Le pape plaide la cause d’Isabelle la Catholique

07 Mai, 2020
Provenance: fsspx.news

La cause de béatification d’Isabelle la Catholique revient une nouvelle fois sur le devant de l’actualité religieuse, depuis que le souverain pontife a demandé aux évêques espagnols de reprendre le dossier d’une reine dont l’histoire fabriquée ne voudrait retenir que le décret d’expulsion des Juifs d’Espagne, en 1492. 

Le pape François aurait-il une dévotion particulière pour Isabelle la Catholique ? En tout cas, explique le 22 avril 2020 le journal espagnol Religion Digital, le Saint-Père s’implique personnellement dans le processus de béatification de la monarque espagnole, morte il y a plus de cinq siècles. 

Le cardinal Antonio Canizares Llovera, archevêque de Valence le confirme : « Le pape nous a demandé de nous saisir à nouveau de la cause d’Isabelle la Catholique, lors de la dernière assemblée de la Commission pontificale pour l’Amérique latine ». Mgr Canizares continue en précisant que le procès de la reine Isabelle pourrait même s’accélérer, étant donné le contexte de détente avec... le judaïsme : « j’espère que nous pourrons bientôt avancer, les relations avec les Juifs, principalement opposés à la canonisation, sont très bonnes à l’heure actuelle », confie-t-il. C’est l’aveu d’une immixtion scandaleuse dans les affaires de l’Eglise de la part de certaines instances, visiblement capables de bloquer – ou de débloquer – une canonisation. 

Introduite en 1958, la cause d’Isabelle de Castille a été stoppée en 1991, un an avant la commémoration du cinquième centenaire de la découverte du Nouveau monde, en raison du rôle qu’elle joua dans l’expulsion des Juifs d’Espagne. 

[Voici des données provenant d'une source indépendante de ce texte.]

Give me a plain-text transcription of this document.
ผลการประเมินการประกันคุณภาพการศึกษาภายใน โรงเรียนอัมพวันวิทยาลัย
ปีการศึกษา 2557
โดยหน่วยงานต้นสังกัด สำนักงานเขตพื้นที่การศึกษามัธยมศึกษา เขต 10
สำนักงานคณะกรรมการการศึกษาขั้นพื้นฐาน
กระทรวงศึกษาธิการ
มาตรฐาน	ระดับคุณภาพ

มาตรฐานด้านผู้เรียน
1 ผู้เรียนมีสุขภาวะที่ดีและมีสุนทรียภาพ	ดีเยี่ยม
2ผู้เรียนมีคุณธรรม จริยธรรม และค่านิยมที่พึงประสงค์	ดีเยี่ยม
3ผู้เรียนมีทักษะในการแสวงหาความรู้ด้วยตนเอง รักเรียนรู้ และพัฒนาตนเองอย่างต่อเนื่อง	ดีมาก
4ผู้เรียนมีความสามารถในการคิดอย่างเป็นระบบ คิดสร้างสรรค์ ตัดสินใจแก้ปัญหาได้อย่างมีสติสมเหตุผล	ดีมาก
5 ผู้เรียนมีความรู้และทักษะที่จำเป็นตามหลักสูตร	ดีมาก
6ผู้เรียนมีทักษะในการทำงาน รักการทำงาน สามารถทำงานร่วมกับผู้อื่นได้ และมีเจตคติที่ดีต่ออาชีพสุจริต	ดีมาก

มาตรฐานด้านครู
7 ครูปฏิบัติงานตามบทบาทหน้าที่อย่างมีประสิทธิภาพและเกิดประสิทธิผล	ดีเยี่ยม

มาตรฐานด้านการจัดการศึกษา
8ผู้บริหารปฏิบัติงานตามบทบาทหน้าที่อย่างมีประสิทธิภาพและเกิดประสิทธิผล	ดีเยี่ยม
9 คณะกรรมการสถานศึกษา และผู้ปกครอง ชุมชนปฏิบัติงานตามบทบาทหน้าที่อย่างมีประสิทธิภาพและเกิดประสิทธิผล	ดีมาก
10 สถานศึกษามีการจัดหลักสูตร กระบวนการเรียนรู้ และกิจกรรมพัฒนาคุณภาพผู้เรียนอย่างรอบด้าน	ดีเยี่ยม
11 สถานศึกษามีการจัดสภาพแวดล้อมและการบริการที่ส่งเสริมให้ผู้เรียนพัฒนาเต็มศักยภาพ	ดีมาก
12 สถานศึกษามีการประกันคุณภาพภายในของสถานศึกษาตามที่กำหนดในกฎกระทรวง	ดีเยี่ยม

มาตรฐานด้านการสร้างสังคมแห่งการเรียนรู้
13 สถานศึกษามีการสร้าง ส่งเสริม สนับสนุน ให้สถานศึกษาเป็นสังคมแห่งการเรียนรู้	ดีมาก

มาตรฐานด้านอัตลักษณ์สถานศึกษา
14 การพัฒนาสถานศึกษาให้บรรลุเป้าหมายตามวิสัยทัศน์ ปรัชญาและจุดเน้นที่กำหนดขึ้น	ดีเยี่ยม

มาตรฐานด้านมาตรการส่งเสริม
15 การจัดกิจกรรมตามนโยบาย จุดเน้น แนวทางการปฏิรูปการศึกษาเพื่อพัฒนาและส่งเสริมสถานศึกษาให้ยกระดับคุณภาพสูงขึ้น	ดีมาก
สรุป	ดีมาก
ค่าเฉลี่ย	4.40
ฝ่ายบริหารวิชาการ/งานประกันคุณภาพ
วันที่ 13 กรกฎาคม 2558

Cette décision de la reine d’Espagne, prise le 31 mars 1492, est intervenue dans le contexte politique de l’unité espagnole à construire dans une péninsule enfin libérée de plusieurs siècles d’occupation islamique. Le dernier bastion, Grenade, venait de tomber le 2 janvier 1492, marquant la fin de la Reconquista. Cette reconquête avait reposé sur la vraie foi, et Isabelle voulut logiquement étendre cette dernière afin de parachever l’heure entreprise. Il s’agissait de forger l’unité du royaume. 

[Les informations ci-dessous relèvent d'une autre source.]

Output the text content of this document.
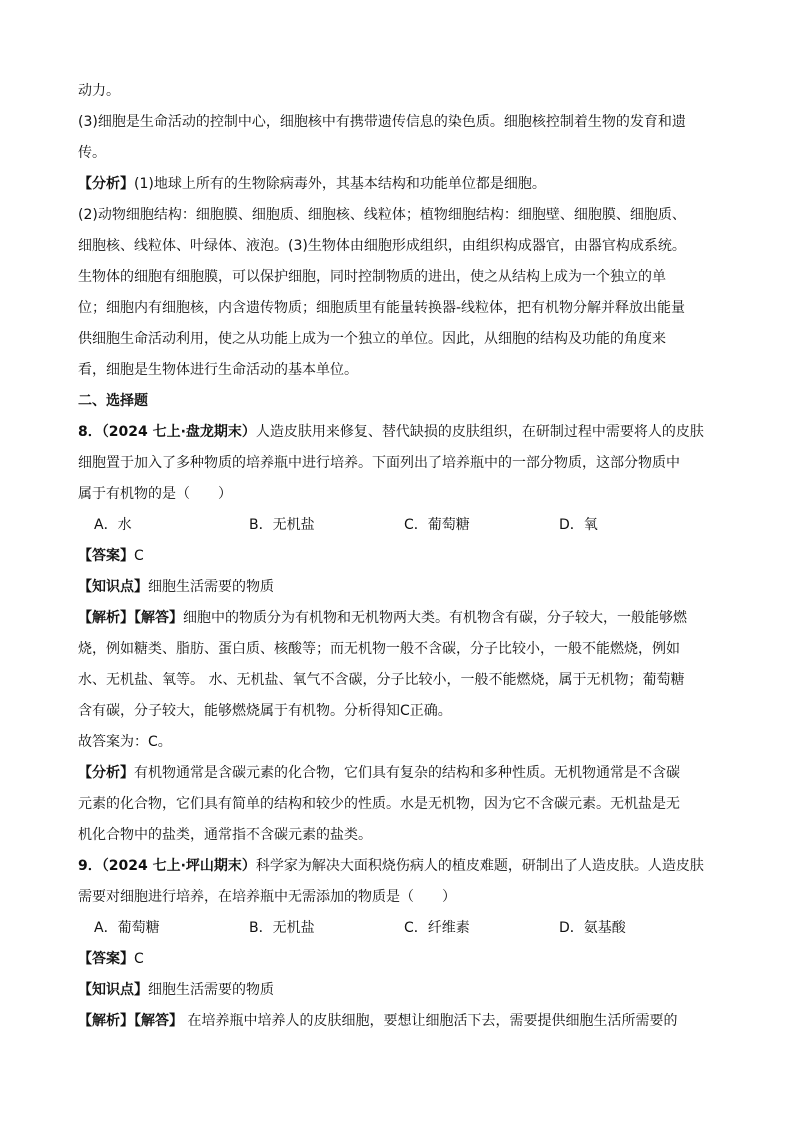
动力。
(3)细胞是生命活动的控制中心，细胞核中有携带遗传信息的染色质。细胞核控制着生物的发育和遗
传。
【分析】(1)地球上所有的生物除病毒外，其基本结构和功能单位都是细胞。
(2)动物细胞结构：细胞膜、细胞质、细胞核、线粒体；植物细胞结构：细胞壁、细胞膜、细胞质、
细胞核、线粒体、叶绿体、液泡。(3)生物体由细胞形成组织，由组织构成器官，由器官构成系统。
生物体的细胞有细胞膜，可以保护细胞，同时控制物质的进出，使之从结构上成为一个独立的单
位；细胞内有细胞核，内含遗传物质；细胞质里有能量转换器-线粒体，把有机物分解并释放出能量
供细胞生命活动利用，使之从功能上成为一个独立的单位。因此，从细胞的结构及功能的角度来
看，细胞是生物体进行生命活动的基本单位。
二、选择题
8．（2024 七上·盘龙期末）人造皮肤用来修复、替代缺损的皮肤组织，在研制过程中需要将人的皮肤
细胞置于加入了多种物质的培养瓶中进行培养。下面列出了培养瓶中的一部分物质，这部分物质中
属于有机物的是（　　）
A．水	B．无机盐	C．葡萄糖	D．氧
【答案】C
【知识点】细胞生活需要的物质
【解析】【解答】细胞中的物质分为有机物和无机物两大类。有机物含有碳，分子较大，一般能够燃
烧，例如糖类、脂肪、蛋白质、核酸等；而无机物一般不含碳，分子比较小，一般不能燃烧，例如
水、无机盐、氧等。 水、无机盐、氧气不含碳，分子比较小，一般不能燃烧，属于无机物；葡萄糖
含有碳，分子较大，能够燃烧属于有机物。分析得知C正确。
故答案为：C。
【分析】有机物通常是含碳元素的化合物，它们具有复杂的结构和多种性质。无机物通常是不含碳
元素的化合物，它们具有简单的结构和较少的性质。水是无机物，因为它不含碳元素。无机盐是无
机化合物中的盐类，通常指不含碳元素的盐类。
9．（2024 七上·坪山期末）科学家为解决大面积烧伤病人的植皮难题，研制出了人造皮肤。人造皮肤
需要对细胞进行培养，在培养瓶中无需添加的物质是（　　）
A．葡萄糖	B．无机盐	C．纤维素	D．氨基酸
【答案】C
【知识点】细胞生活需要的物质
【解析】【解答】 在培养瓶中培养人的皮肤细胞，要想让细胞活下去，需要提供细胞生活所需要的
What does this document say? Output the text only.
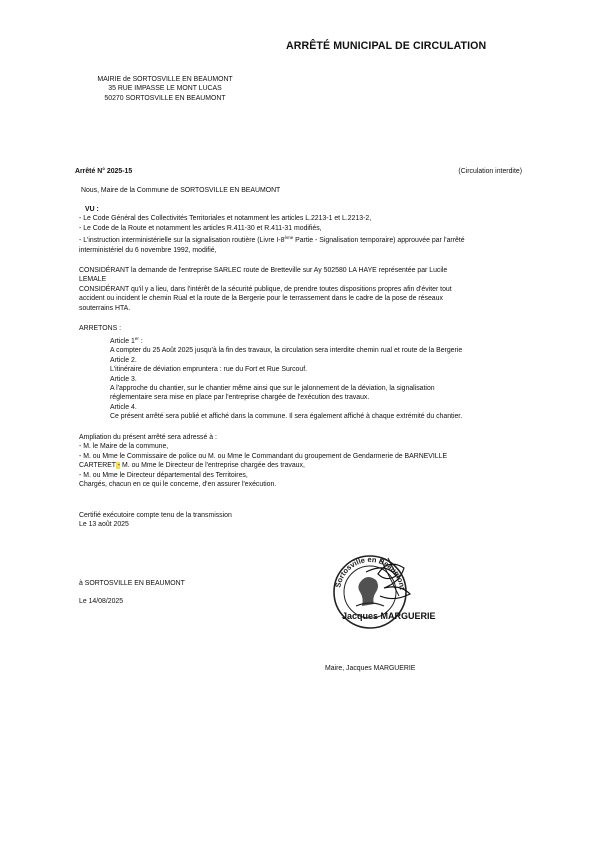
ARRÊTÉ MUNICIPAL DE CIRCULATION
MAIRIE de SORTOSVILLE EN BEAUMONT
35 RUE IMPASSE LE MONT LUCAS
50270 SORTOSVILLE EN BEAUMONT
Arrêté N° 2025-15	(Circulation interdite)
Nous, Maire de la Commune de SORTOSVILLE EN BEAUMONT
VU :
- Le Code Général des Collectivités Territoriales et notamment les articles L.2213-1 et L.2213-2,
- Le Code de la Route et notamment les articles R.411-30 et R.411-31 modifiés,
- L'instruction interministérielle sur la signalisation routière (Livre I-8ème Partie - Signalisation temporaire) approuvée par l'arrêté
interministériel du 6 novembre 1992, modifié,
CONSIDÉRANT la demande de l'entreprise SARLEC route de Bretteville sur Ay 502580 LA HAYE représentée par Lucile
LEMALE
CONSIDÉRANT qu'il y a lieu, dans l'intérêt de la sécurité publique, de prendre toutes dispositions propres afin d'éviter tout
accident ou incident le chemin Rual et la route de la Bergerie pour le terrassement dans le cadre de la pose de réseaux
souterrains HTA.
ARRETONS :
Article 1er :
A compter du 25 Août 2025 jusqu'à la fin des travaux, la circulation sera interdite chemin rual et route de la Bergerie
Article 2.
L'itinéraire de déviation empruntera : rue du Fort et Rue Surcouf.
Article 3.
A l'approche du chantier, sur le chantier même ainsi que sur le jalonnement de la déviation, la signalisation
réglementaire sera mise en place par l'entreprise chargée de l'exécution des travaux.
Article 4.
Ce présent arrêté sera publié et affiché dans la commune. Il sera également affiché à chaque extrémité du chantier.
Ampliation du présent arrêté sera adressé à :
- M. le Maire de la commune,
- M. ou Mme le Commissaire de police ou M. ou Mme le Commandant du groupement de Gendarmerie de BARNEVILLE
CARTERET - M. ou Mme le Directeur de l'entreprise chargée des travaux,
- M. ou Mme le Directeur départemental des Territoires,
Chargés, chacun en ce qui le concerne, d'en assurer l'exécution.
Certifié exécutoire compte tenu de la transmission
Le 13 août 2025
à SORTOSVILLE EN BEAUMONT
Le 14/08/2025
Sortosville en Beaumont
Jacques MARGUERIE
Maire, Jacques MARGUERIE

Encouragée par son confesseur, le dominicain Torquemada, lui-même d’ascendance juive, elle espérait des conversons massives. Elle obtint plusieurs succès à la suite de campagnes missionnaires et de disputes théologiques qui gagnèrent de nombreux juifs. Le rabbin et conseiller à la cour Abraham Senior, âgé de 81 ans, reçut le baptême à Valladolid le 31 mars 1492 ; Isabelle et son époux, Ferdinand II, furent ses parrains. 

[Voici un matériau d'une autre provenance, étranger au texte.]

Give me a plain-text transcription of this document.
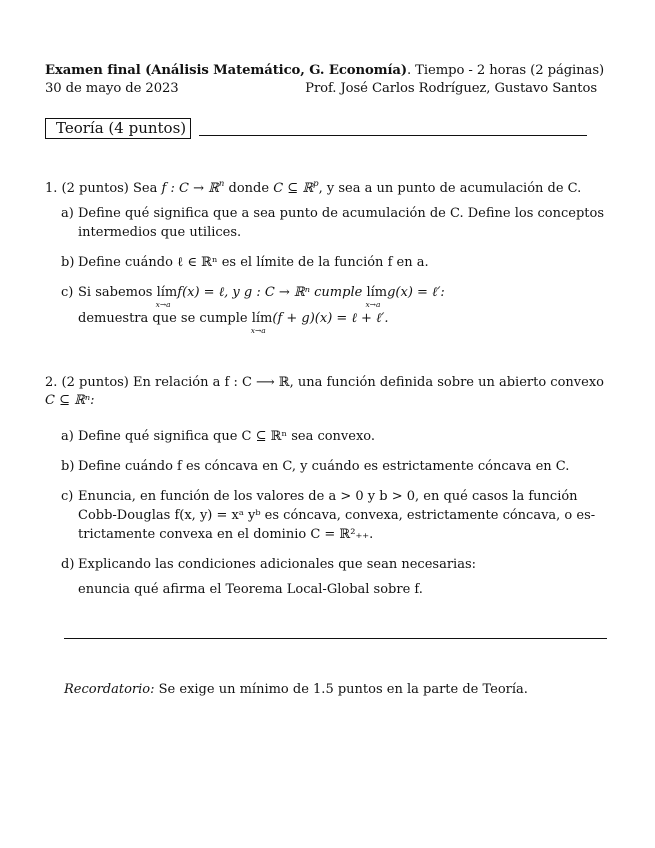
Examen final (Análisis Matemático, G. Economía). Tiempo - 2 horas (2 páginas)
30 de mayo de 2023	Prof. José Carlos Rodríguez, Gustavo Santos
Teoría (4 puntos)
1. (2 puntos) Sea f : C → ℝ$^n$ donde C ⊆ ℝ$^p$, y sea a un punto de acumulación de C.
a) Define qué significa que a sea punto de acumulación de C. Define los conceptos
intermedios que utilices.
b) Define cuándo ℓ ∈ ℝⁿ es el límite de la función f en a.
c) Si sabemos lím
x→a
f(x) = ℓ, y g : C → ℝⁿ cumple lím
x→a
g(x) = ℓ′:
demuestra que se cumple lím
x→a
(f + g)(x) = ℓ + ℓ′.
2. (2 puntos) En relación a f : C ⟶ ℝ, una función definida sobre un abierto convexo
C ⊆ ℝⁿ:
a) Define qué significa que C ⊆ ℝⁿ sea convexo.
b) Define cuándo f es cóncava en C, y cuándo es estrictamente cóncava en C.
c) Enuncia, en función de los valores de a > 0 y b > 0, en qué casos la función
Cobb-Douglas f(x, y) = xᵃ yᵇ es cóncava, convexa, estrictamente cóncava, o es-
trictamente convexa en el dominio C = ℝ²₊₊.
d) Explicando las condiciones adicionales que sean necesarias:
enuncia qué afirma el Teorema Local-Global sobre f.
Recordatorio: Se exige un mínimo de 1.5 puntos en la parte de Teoría.
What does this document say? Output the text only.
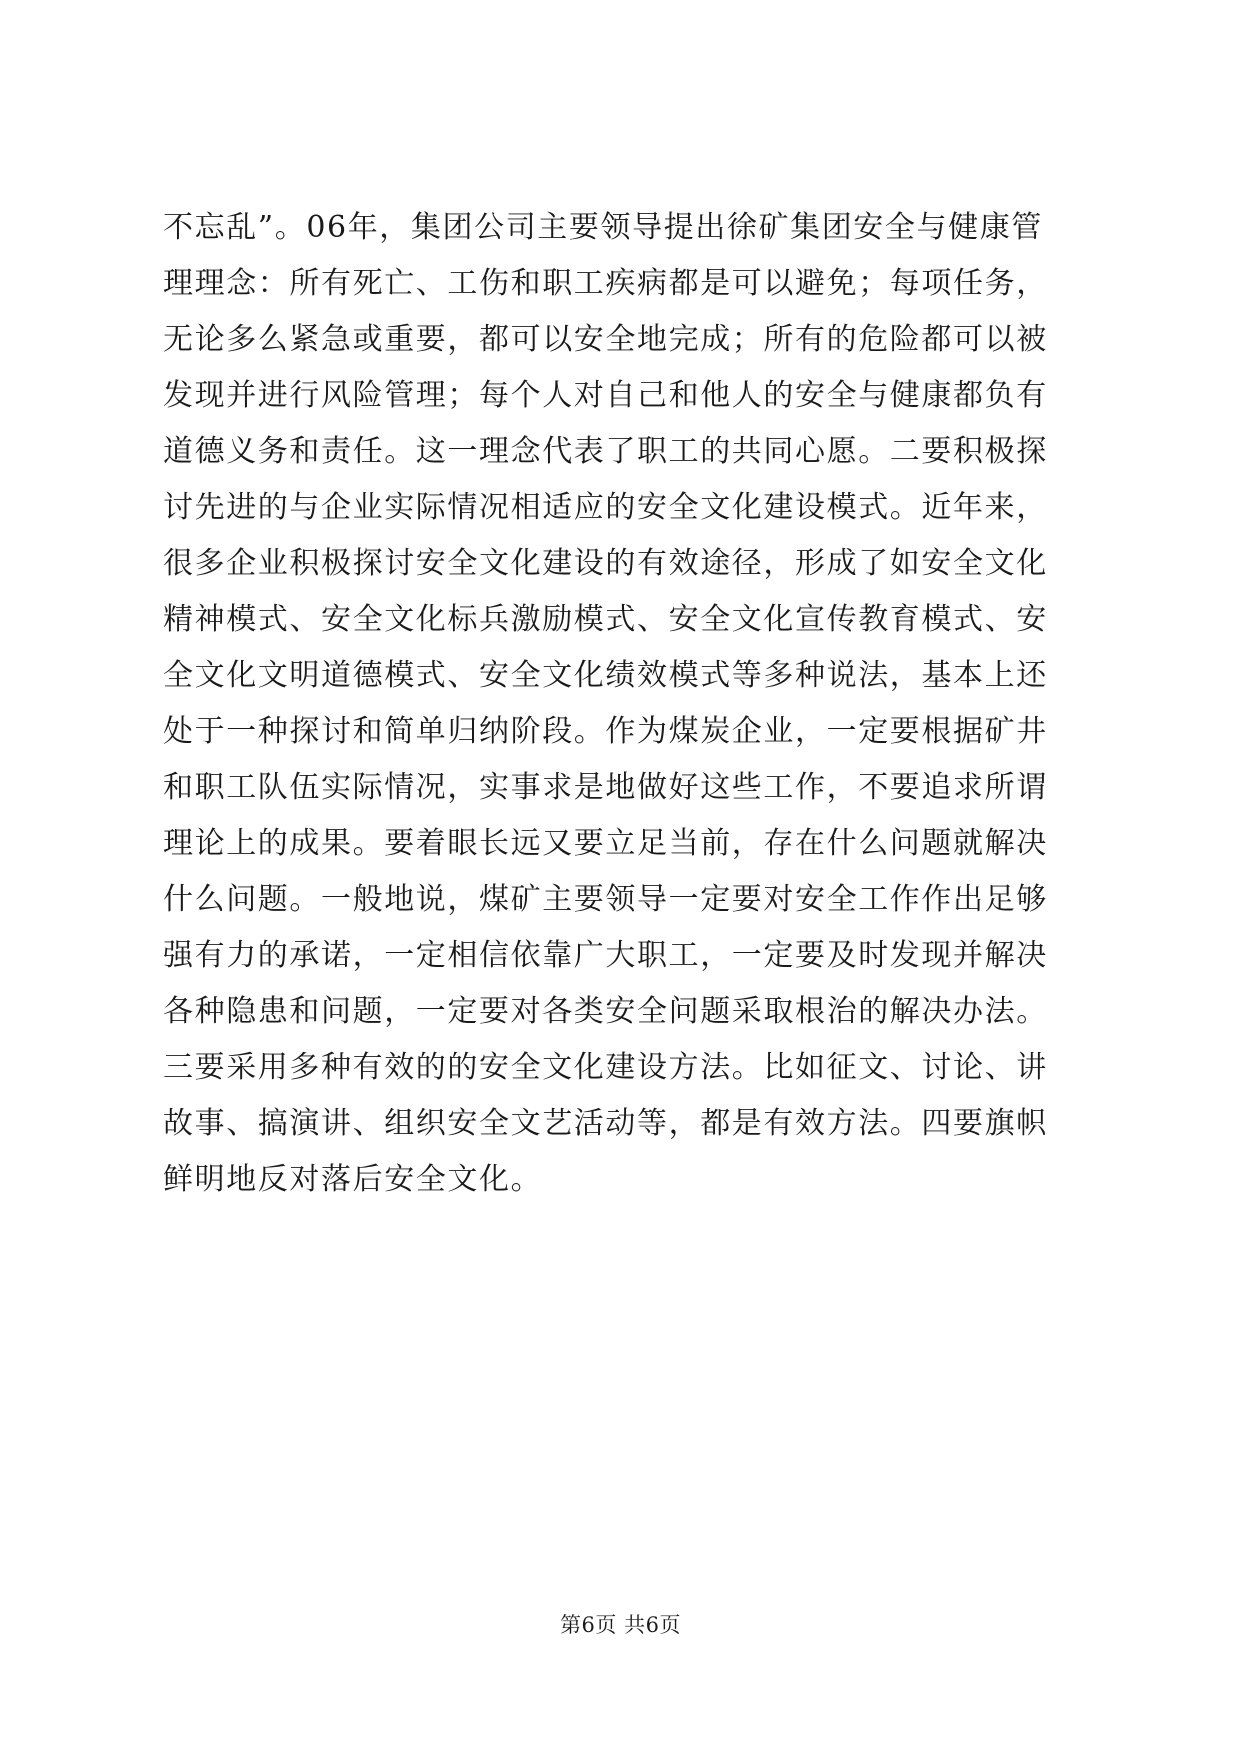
不忘乱”。06年，集团公司主要领导提出徐矿集团安全与健康管
理理念：所有死亡、工伤和职工疾病都是可以避免；每项任务，
无论多么紧急或重要，都可以安全地完成；所有的危险都可以被
发现并进行风险管理；每个人对自己和他人的安全与健康都负有
道德义务和责任。这一理念代表了职工的共同心愿。二要积极探
讨先进的与企业实际情况相适应的安全文化建设模式。近年来，
很多企业积极探讨安全文化建设的有效途径，形成了如安全文化
精神模式、安全文化标兵激励模式、安全文化宣传教育模式、安
全文化文明道德模式、安全文化绩效模式等多种说法，基本上还
处于一种探讨和简单归纳阶段。作为煤炭企业，一定要根据矿井
和职工队伍实际情况，实事求是地做好这些工作，不要追求所谓
理论上的成果。要着眼长远又要立足当前，存在什么问题就解决
什么问题。一般地说，煤矿主要领导一定要对安全工作作出足够
强有力的承诺，一定相信依靠广大职工，一定要及时发现并解决
各种隐患和问题，一定要对各类安全问题采取根治的解决办法。
三要采用多种有效的的安全文化建设方法。比如征文、讨论、讲
故事、搞演讲、组织安全文艺活动等，都是有效方法。四要旗帜
鲜明地反对落后安全文化。
第6页 共6页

Dans un tel contexte, une évidence s’impose à Isabelle, qu’elle traduit dans un projet politique : c’est dans la foi catholique que l’unité de l’Espagne doit se réaliser. Ainsi, l’expulsion des Juifs en 1492 est à relier à celle des morisques par Philippe II en 1609, ou des musulmans par Charles-Quint, en 1525. 

Loin de constituer des signes d’“antisémitisme” ou de haine des musulmans, ces décrets sont surtout le fruit d’une vision politique dans laquelle la foi divine est considérée comme le seul rempart à un éclatement toujours menaçant. 

Avant de se retrouver sur le bureau du pape, le dossier d’Isabelle la Catholique devra passer une nouvelle fois par les fourches caudines de la Congrégation pour la cause des saints.